Descriptions of the notes are grouped by discipline (Anthropology, Encyclopedia, etc.) and ordered alphabetically within each discipline. Please consult the Composite List for an overview of all the manuscripts, or click on one of the disciplines (above) for a list of the notes in that discipline.

Each manuscript is given an entry with the following kinds of information (when available or appropriate):

  (1) Other names or designations of the manuscript used by previous scholars (knowing this is critical when making use of older literature; these have been collected into a list of Variant Names);

  (2) A physical description and history of the manuscript (what it looks like, where it came from);

  (3) Information on its location (either present, or the last known location — giving the city, the library or archive, and the cataloging signature when appropriate), as well as the location of copies or films that we know about;

  (4) Publication information (transcriptions as well as translations — here the bibliography must be consulted for a full citation);

  (5) Dating (the best guess of current scholarship on when the source lecture occurred); and

  (6) Contents (which topics are covered in the notes, as well as their completeness, and whether the manuscript is ancestrally related to other notes).

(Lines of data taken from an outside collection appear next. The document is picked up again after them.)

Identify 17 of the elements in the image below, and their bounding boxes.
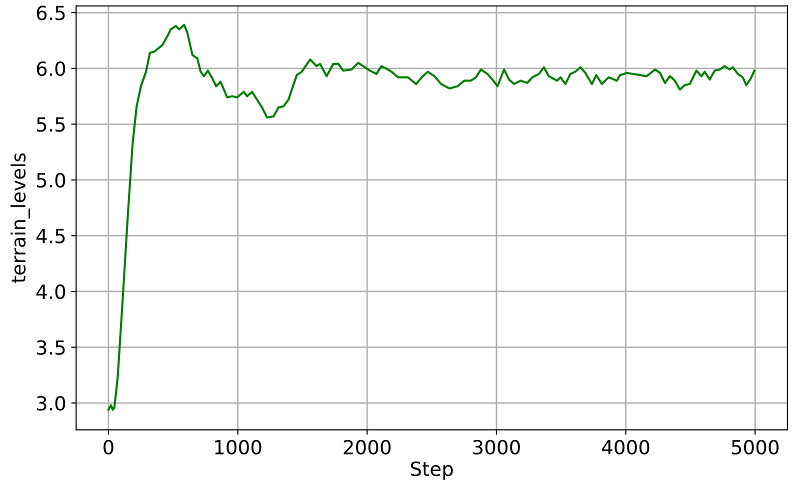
- y-tick-label: 5.5: [36, 117, 65, 132]
- x-tick-label: 2000: [344, 440, 391, 455]
- line-series: [107, 24, 756, 411]
- y-tick-label: 5.0: [36, 172, 66, 188]
- x-tick-label: 3000: [473, 440, 520, 455]
- y-axis-title: terrain_levels: [10, 153, 30, 283]
- x-tick-label: 1000: [215, 440, 262, 455]
- x-tick-label: 0: [104, 440, 114, 455]
- y-tick-label: 4.0: [36, 284, 66, 300]
- y-tick-label: 6.0: [36, 61, 66, 76]
- x-tick-label: 5000: [732, 440, 779, 455]
- y-tick-label: 3.0: [36, 396, 66, 411]
- y-tick-label: 6.5: [36, 6, 65, 20]
- x-axis-title: Step: [410, 461, 453, 480]
- x-tick-label: 4000: [602, 440, 650, 455]
- y-tick-label: 4.5: [36, 228, 65, 244]
- y-tick-label: 3.5: [36, 340, 65, 355]
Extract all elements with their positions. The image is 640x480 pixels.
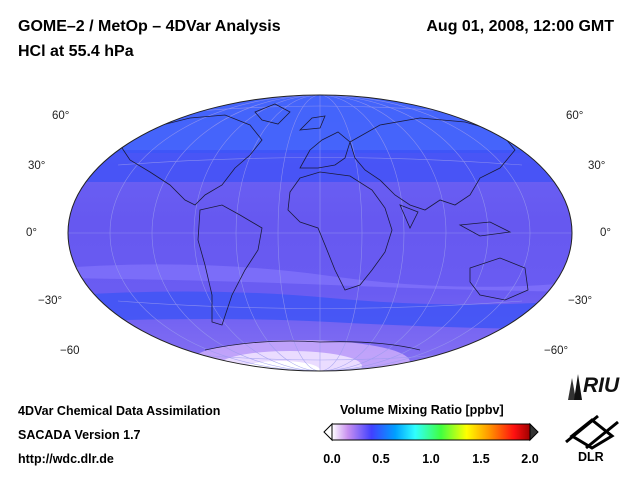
dlr-logo-icon — [565, 414, 619, 450]
map-title: GOME–2 / MetOp – 4DVar Analysis — [18, 18, 281, 35]
colorbar-title: Volume Mixing Ratio [ppbv] — [340, 403, 504, 417]
footer-line-1: 4DVar Chemical Data Assimilation — [18, 404, 221, 418]
datetime-label: Aug 01, 2008, 12:00 GMT — [426, 18, 614, 35]
lat-label-right: 0° — [600, 227, 611, 239]
colorbar-tick: 1.5 — [472, 452, 490, 466]
lat-label-right: −60° — [544, 345, 569, 357]
footer-url: http://wdc.dlr.de — [18, 452, 114, 466]
riu-logo-icon — [568, 374, 582, 400]
lat-label-right: 30° — [588, 160, 606, 172]
species-label: HCl at 55.4 hPa — [18, 43, 134, 60]
lat-label-right: 60° — [566, 110, 584, 122]
lat-label-left: −60 — [60, 345, 80, 357]
lat-label-left: 30° — [28, 160, 46, 172]
lat-label-left: 0° — [26, 227, 37, 239]
colorbar-tick: 0.5 — [372, 452, 390, 466]
colorbar-min-arrow — [323, 422, 333, 442]
colorbar-tick: 0.0 — [323, 452, 341, 466]
riu-logo-text: RIU — [583, 374, 620, 397]
lat-label-left: −30° — [38, 295, 63, 307]
lat-label-right: −30° — [568, 295, 593, 307]
colorbar — [323, 422, 539, 442]
colorbar-tick: 1.0 — [422, 452, 440, 466]
footer-line-2: SACADA Version 1.7 — [18, 428, 141, 442]
colorbar-tick: 2.0 — [521, 452, 539, 466]
lat-label-left: 60° — [52, 110, 70, 122]
dlr-logo-text: DLR — [578, 450, 604, 464]
colorbar-max-arrow — [529, 422, 539, 442]
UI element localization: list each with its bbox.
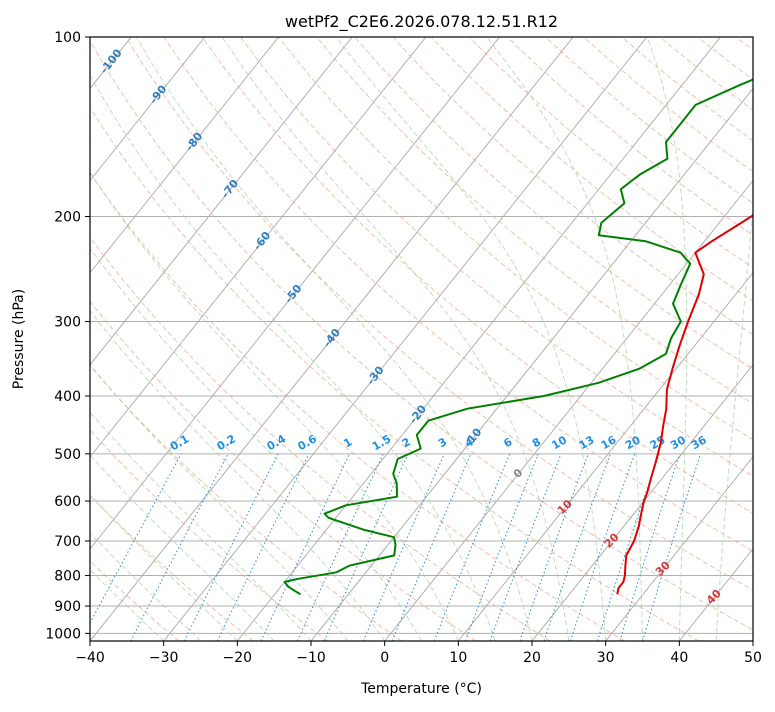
x-axis-label: Temperature (°C) [360, 681, 482, 697]
x-tick-label: 10 [449, 650, 467, 666]
y-axis-label: Pressure (hPa) [11, 289, 27, 389]
x-tick-label: 40 [670, 650, 688, 666]
x-tick-label: 30 [597, 650, 615, 666]
x-tick-label: −20 [223, 650, 253, 666]
y-tick-label: 500 [54, 447, 81, 463]
x-tick-label: −30 [149, 650, 179, 666]
x-tick-label: 50 [744, 650, 762, 666]
y-tick-label: 300 [54, 315, 81, 331]
chart-title: wetPf2_C2E6.2026.078.12.51.R12 [285, 12, 558, 32]
x-tick-label: 0 [380, 650, 389, 666]
y-tick-label: 100 [54, 30, 81, 46]
x-tick-label: −10 [296, 650, 326, 666]
x-tick-label: 20 [523, 650, 541, 666]
y-tick-label: 900 [54, 599, 81, 615]
y-tick-label: 200 [54, 210, 81, 226]
y-tick-label: 800 [54, 569, 81, 585]
x-tick-label: −40 [75, 650, 105, 666]
y-tick-label: 600 [54, 494, 81, 510]
y-tick-label: 1000 [45, 626, 81, 642]
y-tick-label: 400 [54, 389, 81, 405]
y-tick-label: 700 [54, 534, 81, 550]
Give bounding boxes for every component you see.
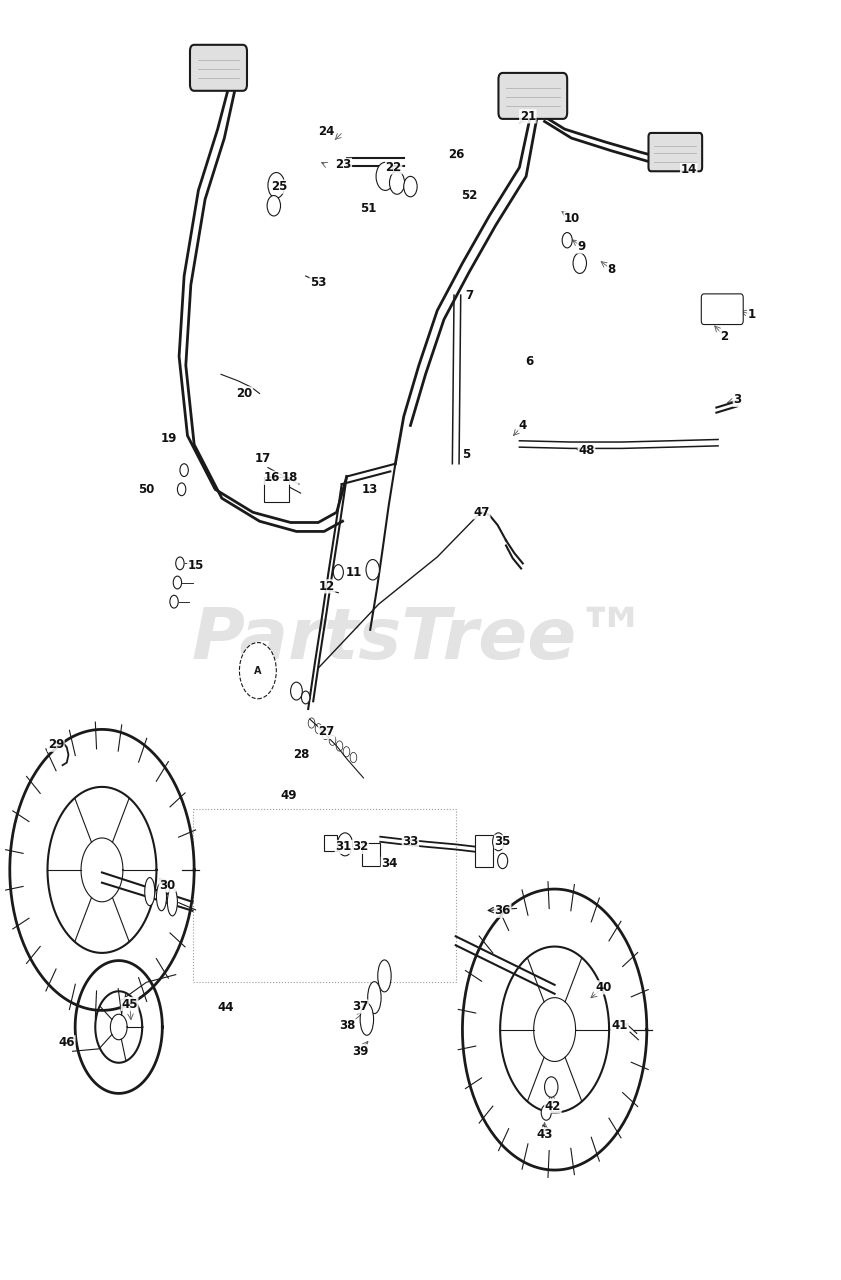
Text: 31: 31 [336, 841, 352, 854]
Text: 37: 37 [352, 1000, 368, 1012]
Text: 42: 42 [545, 1100, 561, 1112]
Text: 22: 22 [385, 161, 402, 174]
Circle shape [301, 691, 309, 704]
Circle shape [366, 559, 379, 580]
FancyBboxPatch shape [701, 294, 743, 325]
Circle shape [498, 854, 508, 869]
Text: 20: 20 [236, 387, 252, 399]
Text: 13: 13 [362, 483, 378, 495]
Circle shape [291, 682, 302, 700]
Text: 25: 25 [272, 180, 288, 193]
Text: 41: 41 [611, 1019, 628, 1032]
Bar [264, 476, 289, 502]
Text: 44: 44 [218, 1001, 235, 1014]
Text: 50: 50 [138, 483, 155, 495]
Text: 10: 10 [564, 212, 580, 225]
Circle shape [333, 564, 343, 580]
Text: 28: 28 [294, 749, 309, 762]
Ellipse shape [167, 888, 177, 916]
Text: 11: 11 [346, 566, 362, 579]
Text: 1: 1 [748, 307, 756, 321]
Text: 15: 15 [188, 559, 204, 572]
Text: 5: 5 [462, 448, 470, 461]
Text: 21: 21 [520, 110, 536, 123]
FancyBboxPatch shape [648, 133, 702, 172]
Text: 12: 12 [319, 580, 335, 593]
Text: 8: 8 [607, 264, 616, 276]
Text: 16: 16 [264, 471, 280, 484]
Text: 46: 46 [59, 1036, 75, 1048]
Text: PartsTree™: PartsTree™ [192, 605, 649, 675]
Text: 32: 32 [352, 841, 368, 854]
Ellipse shape [145, 878, 155, 906]
Text: 2: 2 [720, 329, 728, 343]
Text: 38: 38 [340, 1019, 356, 1032]
Circle shape [177, 483, 186, 495]
Text: 17: 17 [255, 452, 271, 465]
Text: 6: 6 [526, 355, 533, 369]
Bar [475, 836, 494, 868]
Circle shape [545, 1076, 558, 1097]
Circle shape [404, 177, 417, 197]
FancyBboxPatch shape [190, 45, 247, 91]
Text: 26: 26 [448, 148, 465, 161]
Ellipse shape [156, 883, 167, 911]
Ellipse shape [378, 960, 391, 992]
FancyBboxPatch shape [499, 73, 567, 119]
Text: 4: 4 [519, 419, 527, 431]
Text: 14: 14 [680, 164, 697, 177]
Text: A: A [254, 666, 262, 676]
Text: 35: 35 [495, 836, 510, 849]
Text: 27: 27 [319, 726, 335, 739]
Circle shape [542, 1105, 551, 1120]
Text: 39: 39 [352, 1044, 368, 1057]
Text: 49: 49 [281, 790, 297, 803]
Circle shape [267, 196, 281, 216]
Circle shape [240, 643, 277, 699]
Text: 7: 7 [465, 289, 473, 302]
Text: 23: 23 [336, 159, 352, 172]
Ellipse shape [368, 982, 381, 1014]
Text: 19: 19 [161, 431, 177, 444]
Ellipse shape [360, 1004, 373, 1036]
Circle shape [376, 163, 394, 191]
Circle shape [389, 172, 405, 195]
Circle shape [493, 833, 505, 851]
Circle shape [180, 463, 188, 476]
Text: 30: 30 [159, 879, 176, 892]
Text: 51: 51 [360, 202, 377, 215]
Text: 43: 43 [537, 1128, 553, 1140]
Text: 9: 9 [577, 241, 585, 253]
Circle shape [562, 233, 572, 248]
Text: 53: 53 [310, 276, 326, 289]
Circle shape [173, 576, 182, 589]
Text: 52: 52 [461, 189, 478, 202]
Circle shape [337, 833, 352, 856]
Text: 48: 48 [579, 444, 595, 457]
Text: 34: 34 [381, 858, 398, 870]
Text: 40: 40 [595, 980, 611, 993]
Circle shape [573, 253, 586, 274]
Text: 45: 45 [121, 997, 138, 1010]
Text: 33: 33 [402, 836, 419, 849]
Text: 24: 24 [319, 125, 335, 138]
Text: 47: 47 [473, 506, 489, 518]
Bar [324, 836, 336, 851]
Circle shape [176, 557, 184, 570]
Text: 29: 29 [48, 739, 64, 751]
Circle shape [268, 173, 285, 198]
Text: 3: 3 [733, 393, 742, 406]
Text: 18: 18 [282, 471, 298, 484]
Circle shape [170, 595, 178, 608]
Text: 36: 36 [495, 904, 510, 918]
Bar [362, 844, 380, 867]
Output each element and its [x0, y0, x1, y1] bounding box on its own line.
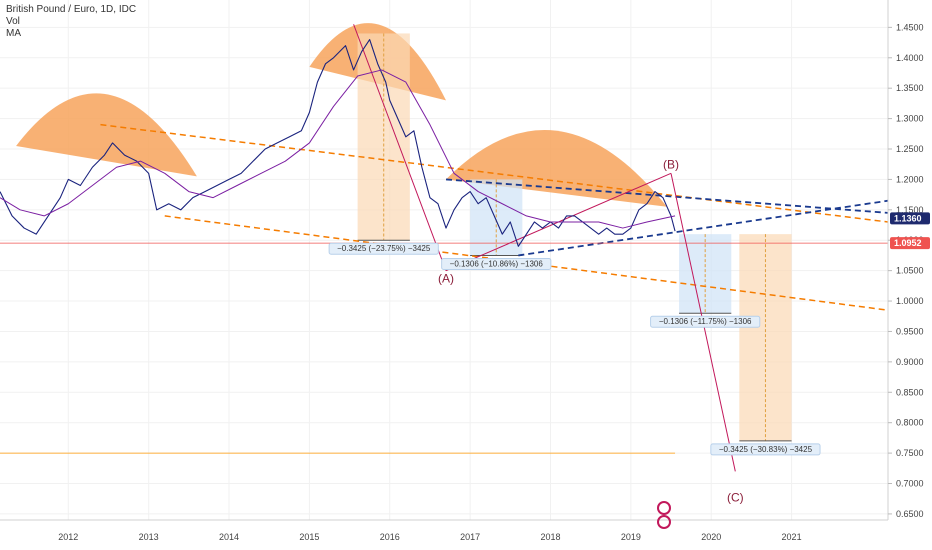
y-tick-label: 1.0000	[896, 296, 924, 306]
price-tag-bg	[890, 212, 930, 225]
x-tick-label: 2018	[540, 532, 560, 542]
measure-label: −0.1306 (−11.75%) −1306	[659, 317, 752, 326]
cup-arc	[16, 93, 197, 177]
legend-vol[interactable]: Vol	[6, 16, 20, 27]
y-tick-label: 0.8500	[896, 387, 924, 397]
ma-series-line	[0, 69, 676, 229]
wave-label: (B)	[663, 157, 679, 171]
y-tick-label: 0.8000	[896, 418, 924, 428]
x-tick-label: 2015	[299, 532, 319, 542]
legend-ma[interactable]: MA	[6, 28, 21, 39]
y-tick-label: 1.4500	[896, 22, 924, 32]
x-tick-label: 2014	[219, 532, 239, 542]
annotation-fill-layer	[16, 23, 792, 442]
series-layer	[0, 38, 676, 247]
orange-trendline	[100, 123, 889, 223]
y-tick-label: 0.7500	[896, 448, 924, 458]
measure-label-bg	[441, 257, 552, 270]
y-tick-label: 0.7000	[896, 479, 924, 489]
y-tick-label: 1.1500	[896, 205, 924, 215]
blue-trendline	[445, 178, 889, 214]
x-tick-label: 2021	[782, 532, 802, 542]
price-tag-bg	[890, 237, 930, 250]
y-tick-label: 1.4000	[896, 53, 924, 63]
blue-trendline	[518, 199, 889, 257]
legend-title[interactable]: British Pound / Euro, 1D, IDC	[6, 4, 137, 15]
measure-label: −0.1306 (−10.86%) −1306	[450, 259, 544, 268]
x-tick-label: 2013	[139, 532, 159, 542]
y-tick-label: 1.3500	[896, 83, 924, 93]
y-tick-label: 1.2500	[896, 144, 924, 154]
y-tick-label: 1.2000	[896, 174, 924, 184]
price-series-line	[0, 38, 676, 247]
x-tick-label: 2012	[58, 532, 78, 542]
measure-label-bg	[650, 315, 761, 328]
x-tick-label: 2017	[460, 532, 480, 542]
price-tag-label: 1.0952	[894, 238, 922, 248]
measure-label: −0.3425 (−30.83%) −3425	[719, 445, 813, 454]
measure-label: −0.3425 (−23.75%) −3425	[337, 244, 431, 253]
elliott-wave-line	[353, 24, 447, 271]
watermark-icon	[657, 501, 671, 529]
y-tick-label: 1.3000	[896, 114, 924, 124]
time-axis[interactable]: 2012 2013 2014 2015 2016 2017 2018 2019 2020 2021	[58, 532, 801, 542]
wave-label: (A)	[438, 272, 454, 286]
x-tick-label: 2016	[380, 532, 400, 542]
y-tick-label: 0.9000	[896, 357, 924, 367]
label-layer: −0.3425 (−23.75%) −3425 −0.1306 (−10.86%)…	[328, 157, 821, 505]
measure-label-bg	[710, 443, 821, 456]
chart-legend: British Pound / Euro, 1D, IDC Vol MA	[6, 4, 136, 40]
y-tick-label: 1.0500	[896, 266, 924, 276]
y-tick-label: 0.9500	[896, 326, 924, 336]
x-tick-label: 2020	[701, 532, 721, 542]
x-tick-label: 2019	[621, 532, 641, 542]
price-axis[interactable]: 1.4500 1.4000 1.3500 1.3000 1.2500 1.2000 1.15…	[888, 22, 930, 519]
wave-label: (C)	[727, 491, 744, 505]
measure-label-bg	[328, 242, 439, 255]
y-tick-label: 0.6500	[896, 509, 924, 519]
price-tag-label: 1.1360	[894, 213, 922, 223]
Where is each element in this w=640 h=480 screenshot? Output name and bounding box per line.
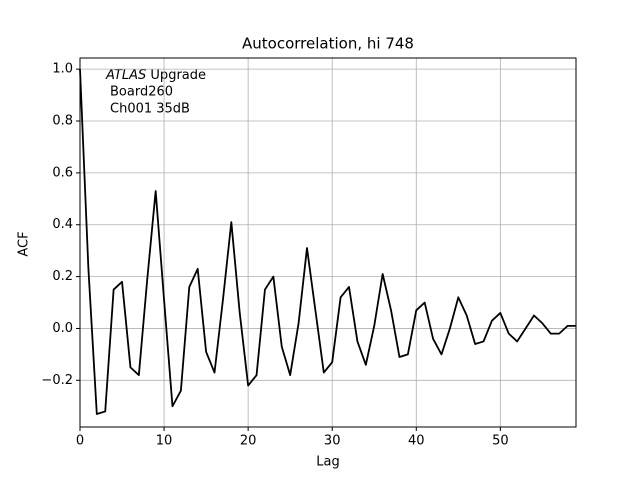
x-tick-label: 10 [156,434,173,449]
annotation: ATLAS Upgrade [105,68,206,83]
annotation: Board260 [110,85,173,100]
x-tick-label: 0 [76,434,84,449]
y-tick-label: 0.4 [52,217,73,232]
y-tick-label: 0.0 [52,321,73,336]
annotation: Ch001 35dB [110,102,190,117]
y-tick-label: 0.6 [52,165,73,180]
y-tick-label: 0.2 [52,269,73,284]
data-line [79,69,576,415]
y-tick-label: −0.2 [41,373,73,388]
y-tick-label: 0.8 [52,114,73,129]
annotation-text: Upgrade [150,68,206,83]
x-tick-label: 50 [492,434,509,449]
x-tick-label: 40 [408,434,425,449]
annotation-italic: ATLAS [105,68,146,83]
x-tick-label: 30 [324,434,341,449]
y-tick-label: 1.0 [52,62,73,77]
y-axis-label: ACF [17,231,32,256]
x-tick-label: 20 [240,434,257,449]
chart-title: Autocorrelation, hi 748 [242,35,414,53]
plot-frame [79,57,577,428]
x-axis-label: Lag [316,455,339,470]
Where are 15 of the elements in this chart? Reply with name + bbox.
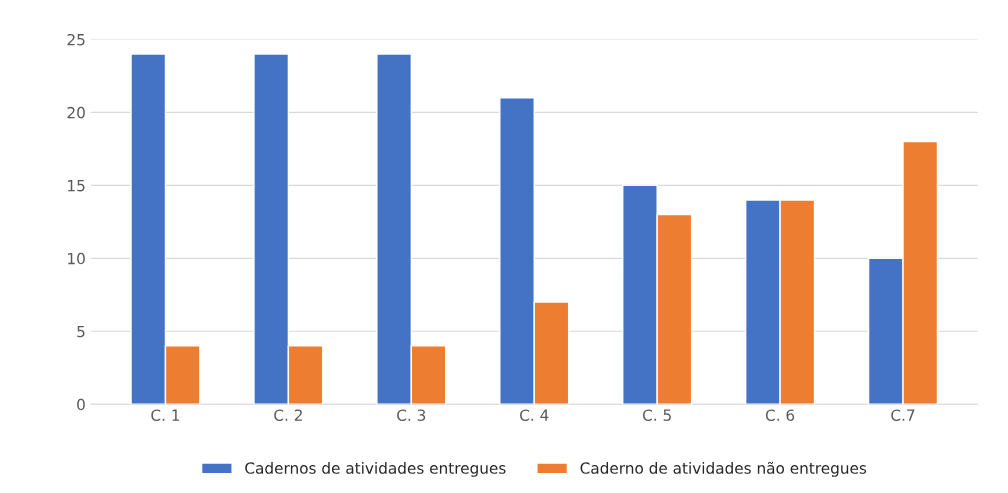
y-tick-label: 0 xyxy=(77,398,85,411)
x-tick-label: C. 6 xyxy=(765,409,795,421)
legend-label: Cadernos de atividades entregues xyxy=(245,462,506,477)
y-tick-label: 20 xyxy=(67,106,85,119)
x-tick-label: C. 3 xyxy=(397,409,426,421)
x-tick-label: C. 1 xyxy=(151,409,180,421)
legend-label: Caderno de atividades não entregues xyxy=(580,461,867,477)
x-tick-label: C. 5 xyxy=(642,409,671,421)
y-tick-label: 5 xyxy=(77,325,85,338)
x-tick-label: C. 4 xyxy=(520,409,549,421)
y-tick-label: 25 xyxy=(67,33,85,46)
x-tick-label: C. 2 xyxy=(274,409,302,421)
y-tick-label: 15 xyxy=(68,180,85,192)
x-tick-label: C.7 xyxy=(891,409,915,421)
y-tick-label: 10 xyxy=(68,252,85,265)
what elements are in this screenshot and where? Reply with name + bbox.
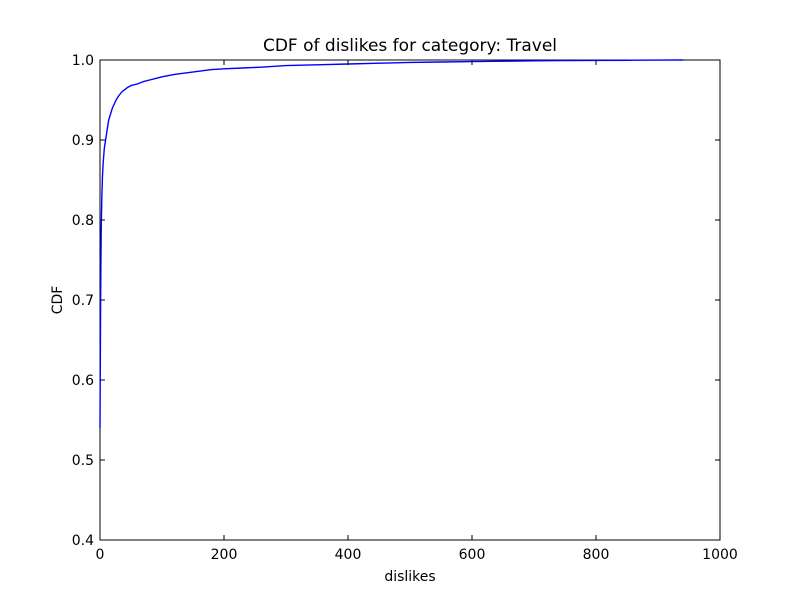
- x-tick-label: 200: [211, 547, 238, 563]
- y-tick-label: 0.4: [72, 533, 94, 549]
- x-axis-label: dislikes: [384, 569, 435, 585]
- plot-area: [99, 59, 721, 541]
- x-tick-label: 600: [459, 547, 486, 563]
- y-tick-label: 1.0: [72, 53, 94, 69]
- y-tick-label: 0.7: [72, 293, 94, 309]
- y-tick-label: 0.5: [72, 453, 94, 469]
- series-layer: [99, 59, 683, 429]
- x-tick-label: 800: [583, 547, 610, 563]
- y-tick-label: 0.9: [72, 133, 94, 149]
- y-tick-label: 0.6: [72, 373, 94, 389]
- y-axis-label: CDF: [50, 286, 66, 315]
- chart-title: CDF of dislikes for category: Travel: [263, 36, 557, 56]
- x-tick-label: 1000: [702, 547, 738, 563]
- x-tick-label: 0: [96, 547, 105, 563]
- tick-layer: 0 200 400 600 800 1000 0.4 0.5 0.6 0.7 0.8 0.9 1.0: [72, 53, 738, 563]
- x-tick-label: 400: [335, 547, 362, 563]
- cdf-line-0: [99, 59, 683, 429]
- y-tick-label: 0.8: [72, 213, 94, 229]
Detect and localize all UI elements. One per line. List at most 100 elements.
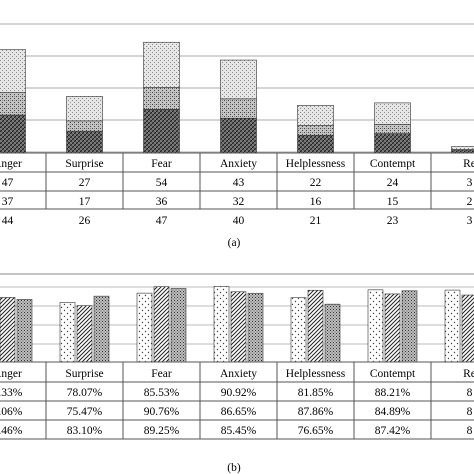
bar-a-seg xyxy=(297,134,334,154)
table-b-value: 76.65% xyxy=(298,425,334,437)
table-a-value: 44 xyxy=(2,215,14,227)
table-a-value: 40 xyxy=(233,215,245,227)
table-b-value: 85.45% xyxy=(221,425,257,437)
bar-b xyxy=(76,305,93,363)
table-b-value: 4.33% xyxy=(0,387,23,399)
bar-b xyxy=(247,292,264,363)
table-b-category: Re xyxy=(463,368,474,380)
bar-b xyxy=(461,294,474,363)
bar-b xyxy=(367,289,384,363)
chart-b-table: Anger 4.33% 2.06% 0.46% Surprise 78.07% 75.47%… xyxy=(0,361,474,440)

In the overview tables of the various sets of notes, a publication of a set of notes is listed as a “fragment” whenever it includes only a minor portion of the available manuscript; it makes no claims as to the extent of the manuscript itself (some manuscripts appear to cover the semester material quite thoroughly; others are quite brief) or of the available text (in the case of reprints and translations).